Omega Morgan spokeswoman Holly Zander said she has no knowledge of the protests, but knows people are very passionate about the topic. She said there will be no digging, no trimming of trees, and nothing else about the shipment that will cause any damage to the environment.
“People are focusing more on the end destination, and not so much the transportation that Omega Morgan does,” she said. “I don’t think people will even really notice this coming through their communities.”
The first of three proposed “megaloads” hauled by Hillsboro-based Omega Morgan, plans to begin its journey heading south on Highway 395 through Hermiston, east on Interstate 84 into Pendleton, and south again on Highway 395 through Pilot Rock, Ukiah, and Long Creek.
Final permitting is not yet approved by the Oregon Department of Transportation, though regional spokesman Tom Strandberg said plans are moving forward to have the 22-foot-wide, 376-foot-long, 901,000-pound oversize load on the road early next week.
Drivers can expect delays of up to 20 minutes, as the behemoth makes its way slowly through the area. Because the load takes up both lanes of traffic on two-lane highways, it will move only between 8 pm and 6 am and pull over about every seven miles to let vehicles pass.
The shipment is also scheduled to halt during the Thanksgiving holiday, Strandberg said, and then proceed after the weekend. ODOT will post updates online at TripCheck, advising which stretch of highway is impacted at any given time.

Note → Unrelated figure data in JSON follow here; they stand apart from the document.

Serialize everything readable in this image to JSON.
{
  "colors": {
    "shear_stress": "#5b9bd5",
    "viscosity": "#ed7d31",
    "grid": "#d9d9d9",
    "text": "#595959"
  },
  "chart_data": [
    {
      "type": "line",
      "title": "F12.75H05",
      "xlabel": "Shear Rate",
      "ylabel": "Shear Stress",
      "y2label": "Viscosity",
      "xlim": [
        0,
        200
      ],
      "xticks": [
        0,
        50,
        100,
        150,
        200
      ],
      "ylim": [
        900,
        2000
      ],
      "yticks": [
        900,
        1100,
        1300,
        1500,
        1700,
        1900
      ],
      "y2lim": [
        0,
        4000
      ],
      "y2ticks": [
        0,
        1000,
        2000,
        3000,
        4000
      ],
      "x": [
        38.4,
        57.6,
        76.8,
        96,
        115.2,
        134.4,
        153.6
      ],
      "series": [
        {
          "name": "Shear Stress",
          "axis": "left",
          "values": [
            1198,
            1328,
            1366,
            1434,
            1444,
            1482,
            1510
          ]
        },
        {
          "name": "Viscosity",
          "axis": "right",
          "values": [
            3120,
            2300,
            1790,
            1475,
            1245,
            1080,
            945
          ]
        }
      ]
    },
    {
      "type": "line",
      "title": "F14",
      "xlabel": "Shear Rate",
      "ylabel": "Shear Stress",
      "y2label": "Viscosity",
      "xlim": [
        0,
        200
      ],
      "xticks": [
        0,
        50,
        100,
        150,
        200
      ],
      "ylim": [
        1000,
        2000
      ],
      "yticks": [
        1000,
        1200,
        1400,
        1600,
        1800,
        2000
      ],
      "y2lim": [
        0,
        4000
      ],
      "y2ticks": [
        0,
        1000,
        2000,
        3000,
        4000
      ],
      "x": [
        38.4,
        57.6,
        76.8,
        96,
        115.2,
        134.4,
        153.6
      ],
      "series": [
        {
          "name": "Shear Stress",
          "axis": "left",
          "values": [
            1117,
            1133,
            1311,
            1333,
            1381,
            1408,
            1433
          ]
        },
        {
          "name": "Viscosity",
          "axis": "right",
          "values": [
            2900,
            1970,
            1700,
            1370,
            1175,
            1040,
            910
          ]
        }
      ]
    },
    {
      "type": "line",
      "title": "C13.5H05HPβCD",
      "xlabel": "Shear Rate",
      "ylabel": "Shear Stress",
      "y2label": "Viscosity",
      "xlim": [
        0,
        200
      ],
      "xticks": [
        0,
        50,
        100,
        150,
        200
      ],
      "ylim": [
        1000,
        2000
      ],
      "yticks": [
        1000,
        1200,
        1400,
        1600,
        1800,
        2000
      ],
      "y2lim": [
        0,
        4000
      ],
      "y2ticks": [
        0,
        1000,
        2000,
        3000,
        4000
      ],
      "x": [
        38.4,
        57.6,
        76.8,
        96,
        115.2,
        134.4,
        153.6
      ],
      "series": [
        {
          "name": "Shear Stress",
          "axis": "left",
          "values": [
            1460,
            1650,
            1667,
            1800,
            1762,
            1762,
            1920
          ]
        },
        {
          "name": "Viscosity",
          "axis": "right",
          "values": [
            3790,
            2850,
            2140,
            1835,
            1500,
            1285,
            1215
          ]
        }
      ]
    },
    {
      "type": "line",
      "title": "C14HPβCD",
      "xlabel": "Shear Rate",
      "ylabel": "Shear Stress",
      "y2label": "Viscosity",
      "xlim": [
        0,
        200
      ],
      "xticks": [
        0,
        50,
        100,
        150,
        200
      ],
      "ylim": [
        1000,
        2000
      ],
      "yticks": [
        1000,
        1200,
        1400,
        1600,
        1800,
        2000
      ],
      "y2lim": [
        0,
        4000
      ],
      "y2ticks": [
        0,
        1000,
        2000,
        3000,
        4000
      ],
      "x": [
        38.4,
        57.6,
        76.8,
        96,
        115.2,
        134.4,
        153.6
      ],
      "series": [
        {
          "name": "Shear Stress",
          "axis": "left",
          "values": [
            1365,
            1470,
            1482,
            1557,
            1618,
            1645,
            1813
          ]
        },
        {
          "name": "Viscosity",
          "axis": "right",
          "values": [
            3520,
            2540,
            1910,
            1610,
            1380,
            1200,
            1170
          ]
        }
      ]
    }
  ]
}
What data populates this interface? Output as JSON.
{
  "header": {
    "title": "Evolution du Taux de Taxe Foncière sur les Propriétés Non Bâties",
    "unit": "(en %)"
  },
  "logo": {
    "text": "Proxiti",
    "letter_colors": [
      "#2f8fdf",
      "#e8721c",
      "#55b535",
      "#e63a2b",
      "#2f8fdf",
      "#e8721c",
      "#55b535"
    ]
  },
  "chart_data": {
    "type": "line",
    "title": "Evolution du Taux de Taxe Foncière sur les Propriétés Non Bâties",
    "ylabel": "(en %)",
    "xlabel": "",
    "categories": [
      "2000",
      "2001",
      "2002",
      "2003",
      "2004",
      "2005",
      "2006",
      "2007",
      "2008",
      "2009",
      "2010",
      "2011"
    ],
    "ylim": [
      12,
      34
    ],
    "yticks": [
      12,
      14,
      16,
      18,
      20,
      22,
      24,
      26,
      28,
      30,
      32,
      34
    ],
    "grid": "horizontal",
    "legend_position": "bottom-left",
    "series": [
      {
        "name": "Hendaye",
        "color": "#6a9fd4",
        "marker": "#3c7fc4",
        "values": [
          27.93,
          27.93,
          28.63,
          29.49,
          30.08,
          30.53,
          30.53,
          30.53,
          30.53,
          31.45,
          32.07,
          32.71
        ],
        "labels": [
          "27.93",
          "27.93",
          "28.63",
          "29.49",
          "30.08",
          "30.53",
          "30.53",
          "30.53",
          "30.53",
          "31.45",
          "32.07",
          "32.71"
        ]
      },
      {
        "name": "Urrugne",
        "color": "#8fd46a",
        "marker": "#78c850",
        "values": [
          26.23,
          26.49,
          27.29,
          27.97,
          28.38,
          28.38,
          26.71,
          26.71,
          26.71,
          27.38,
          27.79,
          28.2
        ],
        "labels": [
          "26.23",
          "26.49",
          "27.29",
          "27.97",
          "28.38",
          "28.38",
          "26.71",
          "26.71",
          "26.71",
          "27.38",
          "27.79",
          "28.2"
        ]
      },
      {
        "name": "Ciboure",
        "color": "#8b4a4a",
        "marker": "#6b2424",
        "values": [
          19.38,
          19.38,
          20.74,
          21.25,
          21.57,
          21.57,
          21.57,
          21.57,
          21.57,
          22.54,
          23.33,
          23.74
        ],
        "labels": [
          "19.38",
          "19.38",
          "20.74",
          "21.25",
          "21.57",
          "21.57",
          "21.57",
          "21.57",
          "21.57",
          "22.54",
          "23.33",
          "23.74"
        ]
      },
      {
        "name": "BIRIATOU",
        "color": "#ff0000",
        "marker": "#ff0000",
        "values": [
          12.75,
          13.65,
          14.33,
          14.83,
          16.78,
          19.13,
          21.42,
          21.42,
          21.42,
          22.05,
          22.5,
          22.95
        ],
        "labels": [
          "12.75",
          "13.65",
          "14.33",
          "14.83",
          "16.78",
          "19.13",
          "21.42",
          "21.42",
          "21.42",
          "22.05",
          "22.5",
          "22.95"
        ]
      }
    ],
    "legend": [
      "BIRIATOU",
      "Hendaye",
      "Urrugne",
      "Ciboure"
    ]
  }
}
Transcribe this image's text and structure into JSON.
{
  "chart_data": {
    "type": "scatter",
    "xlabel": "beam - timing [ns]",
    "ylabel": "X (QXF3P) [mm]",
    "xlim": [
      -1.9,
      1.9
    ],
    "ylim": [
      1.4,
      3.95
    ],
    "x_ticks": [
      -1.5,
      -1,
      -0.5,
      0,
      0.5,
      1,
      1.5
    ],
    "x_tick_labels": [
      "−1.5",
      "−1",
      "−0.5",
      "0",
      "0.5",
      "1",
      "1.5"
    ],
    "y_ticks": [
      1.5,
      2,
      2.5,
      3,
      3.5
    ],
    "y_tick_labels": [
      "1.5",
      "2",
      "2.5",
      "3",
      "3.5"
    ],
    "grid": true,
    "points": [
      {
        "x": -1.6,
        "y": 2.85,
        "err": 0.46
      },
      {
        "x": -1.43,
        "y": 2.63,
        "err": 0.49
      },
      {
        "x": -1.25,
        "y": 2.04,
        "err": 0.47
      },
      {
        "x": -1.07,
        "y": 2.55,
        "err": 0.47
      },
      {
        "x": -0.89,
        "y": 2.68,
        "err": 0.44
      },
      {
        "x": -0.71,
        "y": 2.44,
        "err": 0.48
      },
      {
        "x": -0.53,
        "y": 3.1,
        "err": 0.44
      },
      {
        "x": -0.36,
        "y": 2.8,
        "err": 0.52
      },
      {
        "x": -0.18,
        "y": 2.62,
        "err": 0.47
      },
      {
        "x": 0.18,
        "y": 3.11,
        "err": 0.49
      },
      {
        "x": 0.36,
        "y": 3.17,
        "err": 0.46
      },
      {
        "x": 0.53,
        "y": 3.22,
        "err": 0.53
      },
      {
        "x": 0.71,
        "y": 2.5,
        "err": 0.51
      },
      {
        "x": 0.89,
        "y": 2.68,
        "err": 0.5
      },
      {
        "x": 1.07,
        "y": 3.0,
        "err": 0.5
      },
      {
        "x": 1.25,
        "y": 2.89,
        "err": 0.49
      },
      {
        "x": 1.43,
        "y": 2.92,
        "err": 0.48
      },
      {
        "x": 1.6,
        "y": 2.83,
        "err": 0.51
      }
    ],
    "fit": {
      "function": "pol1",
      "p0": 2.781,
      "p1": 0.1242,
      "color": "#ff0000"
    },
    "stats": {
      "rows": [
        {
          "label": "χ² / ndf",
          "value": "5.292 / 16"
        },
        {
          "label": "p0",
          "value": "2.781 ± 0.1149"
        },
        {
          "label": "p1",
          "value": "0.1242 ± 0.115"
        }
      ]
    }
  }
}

“It will take several days to get through the region,” Strandberg said. “We want to make sure it’s safe for the traveling public, our (road) infrastructure, and the surrounding environment.”
Omega Morgan plans to truck two more megaloads along the same route sometime in December and January, according to Zander. Exact dates have not been finalized.
The company, hired by a subsidiary of General Electric Company, is transporting the 96-foot water purification vessel to the tar sands in Alberta, Canada, where oil is extracted for the controversial Keystone XL pipeline.
Manufactured in Portland, the vessel will be barged up the Columbia River to the Port of Umatilla, where the load must run south before it can run north.
Previous shipments started at the Port of Wilma, where Omega Morgan trucked the megaloads east and north on U.S. Highways 12 and 95. But environmentalists and leaders of the Nez Perce Tribe protested the route that passed through the reservation and a federally designated scenic river corridor on Highway 12.
Tribal police arrested 28 protestors blocking the road during a shipment in August. A month later, U.S. District Judge B. Lynn Winmill ordered the megaloads to stop using the route until a study on effects is complete.
“Any time we go on any route, we have to go through the same permitting process,” Zander said. “We do pretty extensive engineering to make sure the load will fit every curve and every turn.”